O general zombou dele.

- Jamais chegarás a Otella, se eu não o impedir, aqui e agora, Angeonoro, meu senhor o fará.

- Isso é o que veremos.

- Virsic laverius cirtruc calevar! – esbravejou o homem a plenos pulmões, dirigindo-se ao exército, mandando que eles avançassem e liquidassem o homem a sua frente.

E assim foi.

Movendo-se como fantasmas, lançando-se para frente como flechas graciosas sendo disparadas de vários arcos simultaneamente, eles correram em direção a Angeonoro, os sons de seus passos na terra seca e rochosa, lembrava-se uma manada de elefantes correndo a toda velocidade.

E quando estavam prestes a chocar-se contra ele, Angeonoro levantou as palmas de suas mãos, estendendo-as sobre a terra seca, e houve um grande abalo, eu podia sentir o chão tremendo abaixo de mim. Rochas rolavam dos desfiladeiros, as montanhas pareciam querer dobrar-se diante do poder daquele homem.

E então, uma grande fissura abriu-se no meio daquele campo de batalha, a terra cedeu, dando lugar a um abismo sem fim, que tragou os Escravos das Sombras que se lançavam na direção de Angeonoro.

A terra recuava, o buraco alargava-se pavorosamente, porém, Angeonoro não se deu por satisfeito e elevou suas mãos até os céus, e então nuvens grossas formaram-se, cinza-escuras, tenebrosas.

Elas encobriram o céu antes leitoso e opaco, eliminando qualquer tipo de luminosidade de outrora.

Observei as nuvens densas acumularem-se, agrupando-se no céu, e então, Angeonoro estendeu as mãos novamente em direção ao céu, e vários ciclones começaram a se formar, descendo em funis grossos e brancos até o chão empoeirado, tocando o solo e levantando uma nuvem densa de poeira.

Vi que os ciclones avançavam na direção do que restara do exército, sugando os poucos remanescentes que a terra não engolira.

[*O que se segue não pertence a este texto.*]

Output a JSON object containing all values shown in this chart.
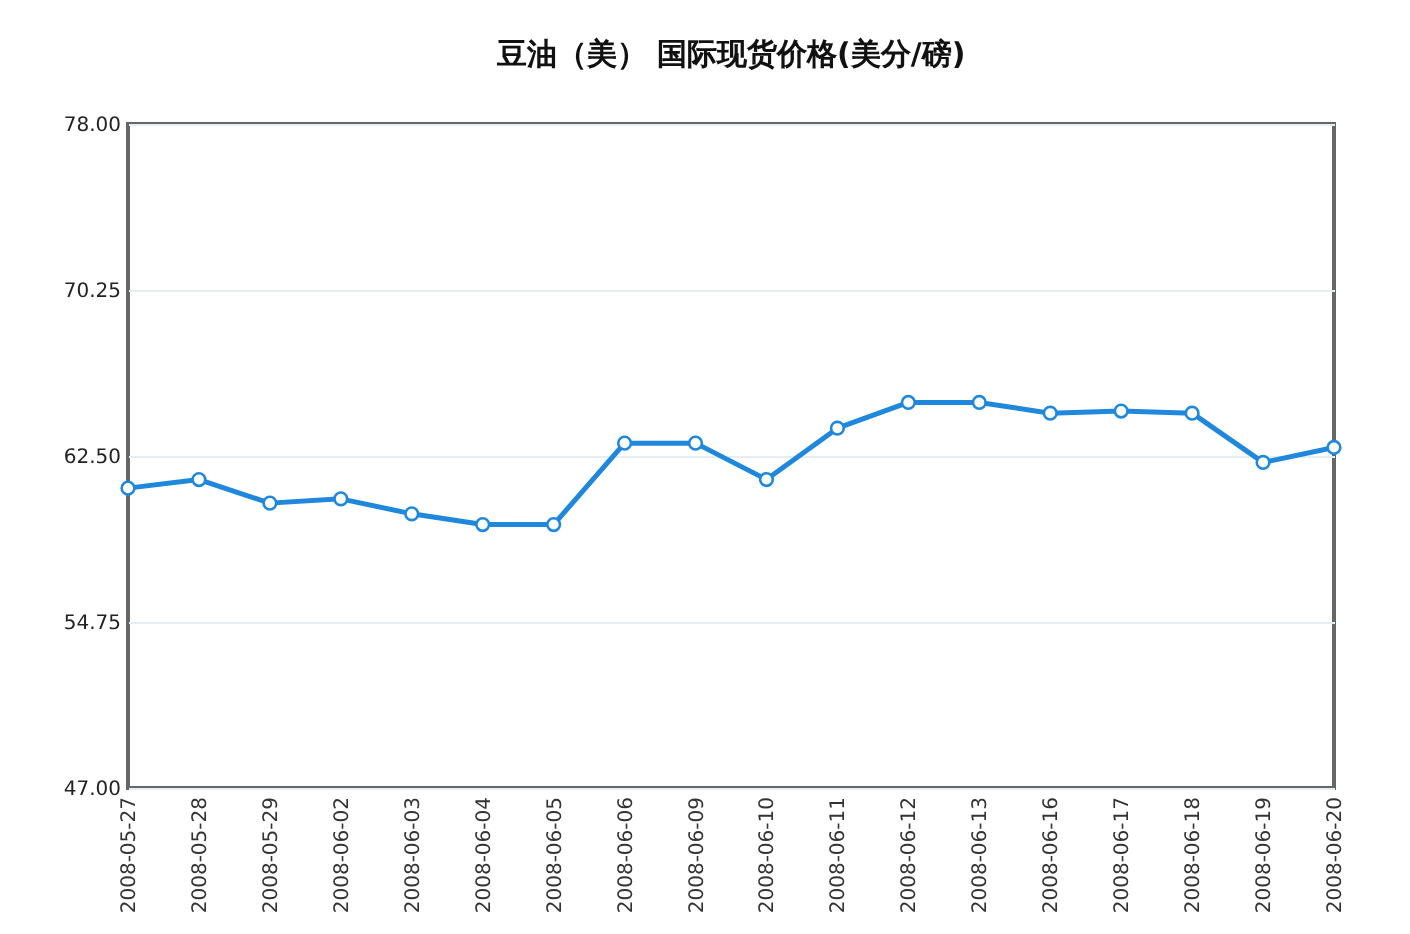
{
  "chart_data": {
    "type": "line",
    "title": "豆油（美）  国际现货价格(美分/磅)",
    "categories": [
      "2008-05-27",
      "2008-05-28",
      "2008-05-29",
      "2008-06-02",
      "2008-06-03",
      "2008-06-04",
      "2008-06-05",
      "2008-06-06",
      "2008-06-09",
      "2008-06-10",
      "2008-06-11",
      "2008-06-12",
      "2008-06-13",
      "2008-06-16",
      "2008-06-17",
      "2008-06-18",
      "2008-06-19",
      "2008-06-20"
    ],
    "series": [
      {
        "color": "#1f88dd",
        "values": [
          61.0,
          61.4,
          60.3,
          60.5,
          59.8,
          59.3,
          59.3,
          63.1,
          63.1,
          61.4,
          63.8,
          65.0,
          65.0,
          64.5,
          64.6,
          64.5,
          62.2,
          62.9
        ]
      }
    ],
    "ylim": [
      47,
      78
    ],
    "yticks": [
      {
        "value": 47,
        "label": "47.00"
      },
      {
        "value": 54.75,
        "label": "54.75"
      },
      {
        "value": 62.5,
        "label": "62.50"
      },
      {
        "value": 70.25,
        "label": "70.25"
      },
      {
        "value": 78,
        "label": "78.00"
      }
    ],
    "grid": "y",
    "marker": "circle",
    "line_style": "solid",
    "legend": false
  }
}
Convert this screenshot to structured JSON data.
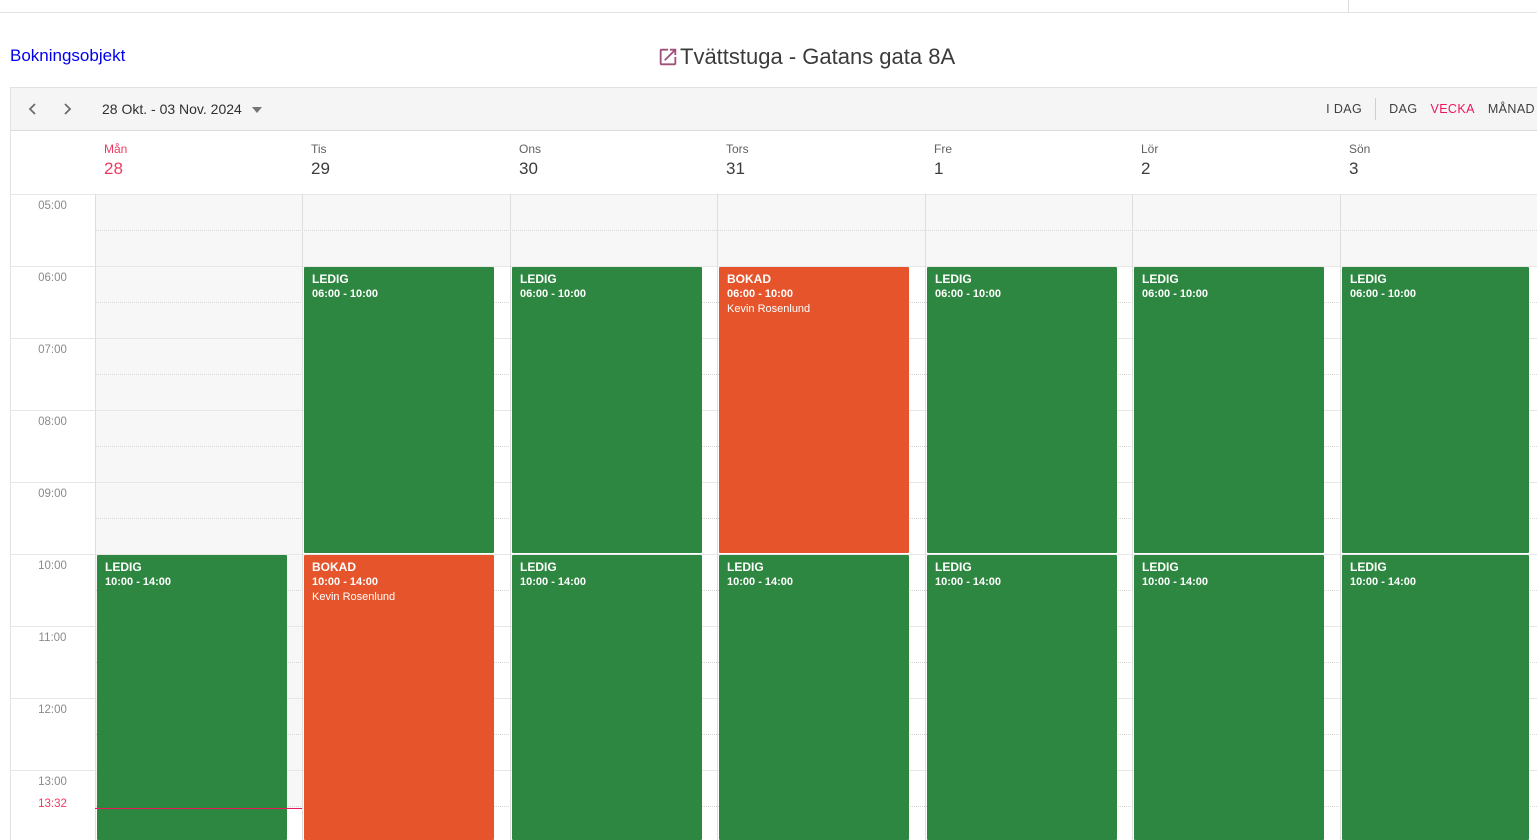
{
  "header": {
    "back_link": "Bokningsobjekt",
    "title": "Tvättstuga - Gatans gata 8A",
    "title_icon": "open-in-new-icon"
  },
  "toolbar": {
    "date_range": "28 Okt. - 03 Nov. 2024",
    "views": [
      {
        "id": "today",
        "label": "I DAG",
        "active": false
      },
      {
        "id": "day",
        "label": "DAG",
        "active": false
      },
      {
        "id": "week",
        "label": "VECKA",
        "active": true
      },
      {
        "id": "month",
        "label": "MÅNAD",
        "active": false
      }
    ]
  },
  "calendar": {
    "days": [
      {
        "name": "Mån",
        "number": "28",
        "today": true
      },
      {
        "name": "Tis",
        "number": "29",
        "today": false
      },
      {
        "name": "Ons",
        "number": "30",
        "today": false
      },
      {
        "name": "Tors",
        "number": "31",
        "today": false
      },
      {
        "name": "Fre",
        "number": "1",
        "today": false
      },
      {
        "name": "Lör",
        "number": "2",
        "today": false
      },
      {
        "name": "Sön",
        "number": "3",
        "today": false
      }
    ],
    "times": [
      "05:00",
      "06:00",
      "07:00",
      "08:00",
      "09:00",
      "10:00",
      "11:00",
      "12:00",
      "13:00"
    ],
    "now": {
      "label": "13:32",
      "day_index": 0,
      "hour": 13,
      "minute": 32
    },
    "events": [
      {
        "day": 0,
        "status": "LEDIG",
        "time_label": "10:00 - 14:00",
        "start": 10,
        "end": 14,
        "booked_by": ""
      },
      {
        "day": 1,
        "status": "LEDIG",
        "time_label": "06:00 - 10:00",
        "start": 6,
        "end": 10,
        "booked_by": ""
      },
      {
        "day": 1,
        "status": "BOKAD",
        "time_label": "10:00 - 14:00",
        "start": 10,
        "end": 14,
        "booked_by": "Kevin Rosenlund"
      },
      {
        "day": 2,
        "status": "LEDIG",
        "time_label": "06:00 - 10:00",
        "start": 6,
        "end": 10,
        "booked_by": ""
      },
      {
        "day": 2,
        "status": "LEDIG",
        "time_label": "10:00 - 14:00",
        "start": 10,
        "end": 14,
        "booked_by": ""
      },
      {
        "day": 3,
        "status": "BOKAD",
        "time_label": "06:00 - 10:00",
        "start": 6,
        "end": 10,
        "booked_by": "Kevin Rosenlund"
      },
      {
        "day": 3,
        "status": "LEDIG",
        "time_label": "10:00 - 14:00",
        "start": 10,
        "end": 14,
        "booked_by": ""
      },
      {
        "day": 4,
        "status": "LEDIG",
        "time_label": "06:00 - 10:00",
        "start": 6,
        "end": 10,
        "booked_by": ""
      },
      {
        "day": 4,
        "status": "LEDIG",
        "time_label": "10:00 - 14:00",
        "start": 10,
        "end": 14,
        "booked_by": ""
      },
      {
        "day": 5,
        "status": "LEDIG",
        "time_label": "06:00 - 10:00",
        "start": 6,
        "end": 10,
        "booked_by": ""
      },
      {
        "day": 5,
        "status": "LEDIG",
        "time_label": "10:00 - 14:00",
        "start": 10,
        "end": 14,
        "booked_by": ""
      },
      {
        "day": 6,
        "status": "LEDIG",
        "time_label": "06:00 - 10:00",
        "start": 6,
        "end": 10,
        "booked_by": ""
      },
      {
        "day": 6,
        "status": "LEDIG",
        "time_label": "10:00 - 14:00",
        "start": 10,
        "end": 14,
        "booked_by": ""
      }
    ]
  },
  "colors": {
    "available": "#2e8740",
    "booked": "#e5542b",
    "accent": "#ee3a60",
    "active_view": "#ed145f",
    "link": "#9d567c"
  }
}
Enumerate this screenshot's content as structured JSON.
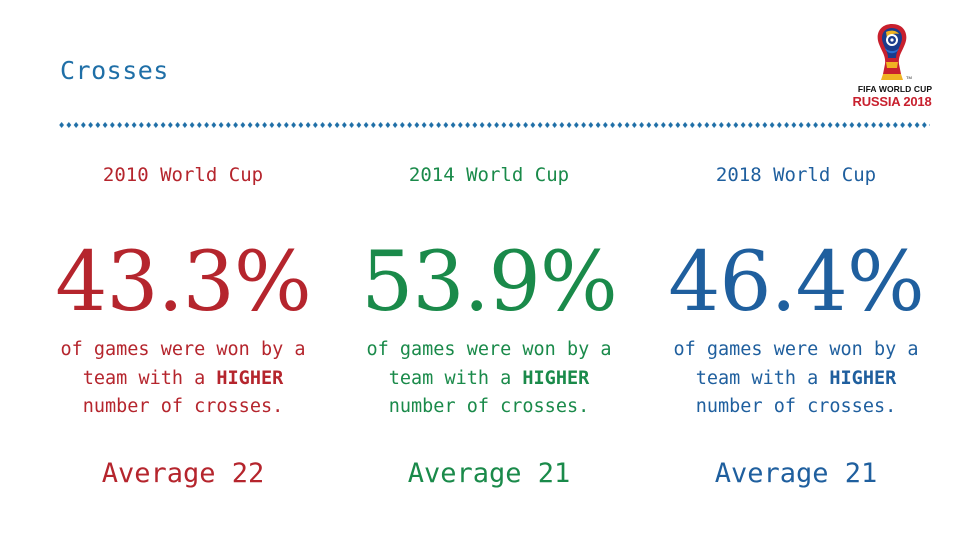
{
  "slide": {
    "title": "Crosses"
  },
  "logo": {
    "line1": "FIFA WORLD CUP",
    "line2": "RUSSIA 2018"
  },
  "colors": {
    "title": "#1f6fa7",
    "divider": "#1f6fa7",
    "red": "#b5252d",
    "green": "#1a8a4a",
    "blue": "#1f5f9e"
  },
  "columns": [
    {
      "heading": "2010 World Cup",
      "percentage": "43.3%",
      "desc_line1": "of games were won by a",
      "desc_line2_pre": "team with a ",
      "desc_line2_bold": "HIGHER",
      "desc_line3": "number of crosses.",
      "average": "Average 22",
      "color": "#b5252d"
    },
    {
      "heading": "2014 World Cup",
      "percentage": "53.9%",
      "desc_line1": "of games were won by a",
      "desc_line2_pre": "team with a ",
      "desc_line2_bold": "HIGHER",
      "desc_line3": "number of crosses.",
      "average": "Average 21",
      "color": "#1a8a4a"
    },
    {
      "heading": "2018 World Cup",
      "percentage": "46.4%",
      "desc_line1": "of games were won by a",
      "desc_line2_pre": "team with a ",
      "desc_line2_bold": "HIGHER",
      "desc_line3": "number of crosses.",
      "average": "Average 21",
      "color": "#1f5f9e"
    }
  ]
}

Clarões irrompiam pelo céu, acima das nuvens negras, rasgando-as impiedosamente. E logo, os funis de vento dissolveram a formação atordoada e acuada do exército, desfazendo-a vagarosamente, enquanto as nuvens negras dissipavam-se, mas já não restava mais nada.

O general que comandara o exército viu-se acuado, ele lançou-se ao pó da terra, agarrou um punhado com os dedos e o lançou ao vento, cobrindo-se dela.

Vi que Angeonoro mostrava-se impassível da desgraça alheia, seus olhos pareciam-me frios e de certa forma, satisfeitos.

O homem meteu a face entre as mãos, parecendo-me desolado.

- Perdoe-me, meu senhor, falhei contigo! – gritava ele para o nada.

Angeonoro aproximou-se dele em passos lentos e duros. Ele encarou o homem prostrado em meio à terra seca.

- Acabou, Parmenius. Perdes-te essa batalha, e agora cairá pelas minhas mãos.

O homem soltou uma risada baixa e sádica. Curvou-se mais sobre a terra seca, envolvendo seu abdome com as próprias mãos, e então sussurrou:

- É aí que se enganas, tolo homem.

No instante seguinte, em um movimento abrupto, Parmenius saltou na direção de Angeonoro, uma lâmina curta e plana cintilava em suas mãos, e com ela em punho, ele mirou o coração de Angeonoro, a lâmina rasgou o ar ao seu redor, o som metálico tinia.

Porém, Angeonoro desviou do golpe com agilidade, em seguida, estendeu a mão sobre a terra e fez-se elevar uma parede grossa de rochas, formando uma espessa e intransponível barreira entre os dois.

Ele utilizou as mãos novamente, dessa vez lançando uma remeça de terra e pó contra o homem, que não teve chance de escapar. As rochas soterraram a figura de Parmenius, prendendo-o ao chão.

- Não sou eu quem me engano. – murmurou Angeonoro antes de estender a mão para o homem uma última vez – Não sou eu, Parmenius.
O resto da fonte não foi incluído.